Convert Word DOCX to HTML using Java to Render & Edit in TinyMCE | Remove -aw-import:ignore from Spans with Non-Breaking Space

Hi,

Greetings.

We use Aspose.words Java to convert docx file to html.
We use tinymce to render the html for editing.

Now when the user enters some text in the blank lines area, it doesn’t get reflected in the docx file when we convert the html to docx.

When we further analyzed it, we found that since the user entered the text in the p tag which has span tag which in-turn has -aw-import ignore specified, the text did not get reflected in the docx file.

Please suggest ways we can mitigate this.

Please see image attached that has screenshot of the html

*smaple html with aw-import ignore with user text in it.GIF (59.7 KB)

Best regards
Moses

@mosesm,

When you set HtmlSaveOptions.ExportRoundtripInformation property to ‘true’ (default is true), Aspose.Words exports these custom “-aw-*” CSS properties in HTML as part of round-trip information. Aspose.Words writes this “-aw-import:ignore” when it needs to make certain elements visible in HTML that would otherwise be collapsed and hidden by web browsers e.g. empty paragraphs, space sequences, etc. To workaround this problem you can explicitly disable this HtmlSaveOptions.ExportRoundtripInformation by using the following code:

Document doc = new Document("C:\\Temp\\a.docx");
HtmlSaveOptions opts = new HtmlSaveOptions(SaveFormat.Html);
opts.PrettyFormat = true;
opts.ExportRoundtripInformation = false;
doc.Save("C:\\Temp\\20.8.html", opts);

P.S. Currently we mark only the following elements with “-aw-import:ignore”:

** Sequences of spaces and non-breaking spaces that are used to simulate padding on native list item ( <li> ) elements.*
** Non-breaking spaces that are used to prevent empty paragraphs from collapsing.*

However, note that this list is not fixed and we may add more cases to it in the future.

Also, please note that Aspose.Words write &#xa0; instead of &nbsp; because &nbsp; is not defined in XML. And by default Aspose.Words generate XHTML documents ( i.e. HTML documents that comply with XML rules ).

Thanks @awais.hafeez for the quick turnaround.

Since my usecase needs the roundtrip information, I would not be able to turn it off. If I do, I will lose the blank lines etc when I convert the html back to docx.
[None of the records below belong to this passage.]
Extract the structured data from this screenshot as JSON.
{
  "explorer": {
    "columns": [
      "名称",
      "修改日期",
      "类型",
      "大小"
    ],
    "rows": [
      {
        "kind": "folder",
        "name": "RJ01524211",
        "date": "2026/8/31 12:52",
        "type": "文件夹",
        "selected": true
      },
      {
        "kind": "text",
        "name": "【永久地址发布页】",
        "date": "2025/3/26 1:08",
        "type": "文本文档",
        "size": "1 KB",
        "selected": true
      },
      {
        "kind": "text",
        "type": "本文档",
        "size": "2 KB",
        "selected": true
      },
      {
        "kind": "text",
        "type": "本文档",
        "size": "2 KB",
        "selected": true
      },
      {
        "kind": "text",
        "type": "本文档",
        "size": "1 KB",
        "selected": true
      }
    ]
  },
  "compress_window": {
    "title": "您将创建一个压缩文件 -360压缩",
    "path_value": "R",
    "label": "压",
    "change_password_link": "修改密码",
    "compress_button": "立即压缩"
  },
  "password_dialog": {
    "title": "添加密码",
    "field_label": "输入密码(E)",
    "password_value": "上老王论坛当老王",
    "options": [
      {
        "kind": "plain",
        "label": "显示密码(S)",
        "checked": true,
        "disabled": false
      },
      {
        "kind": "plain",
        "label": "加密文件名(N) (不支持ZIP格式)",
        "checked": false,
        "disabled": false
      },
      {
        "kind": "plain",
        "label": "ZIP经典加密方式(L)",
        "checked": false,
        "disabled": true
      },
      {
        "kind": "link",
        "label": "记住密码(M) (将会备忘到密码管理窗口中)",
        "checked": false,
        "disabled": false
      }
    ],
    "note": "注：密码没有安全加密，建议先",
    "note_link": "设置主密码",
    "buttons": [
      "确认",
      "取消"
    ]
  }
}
The ask: Currently the “Aspose words” does not import the text present in the span tag that has “-aw-import ignore” style specified. Can aspose words please import the text present inside the span tag even when the “-aw-import ignore” style is specified. This will help us resolve the problem we are facing. Please suggest.

Best Regards
Moses

@mosesm,

I think, you can post-process HTML generated by Aspose.Words before loading it to TinyMCE editor. You may remove “-aw-import:ignore” from spans with non-breaking space characters, for example, using text replacement with regular expressions etc. If we can help you with anything else, please feel free to ask.

1 Like

Thanks again for the quick turnaround @awais.hafeez

Let me try your suggestion and check.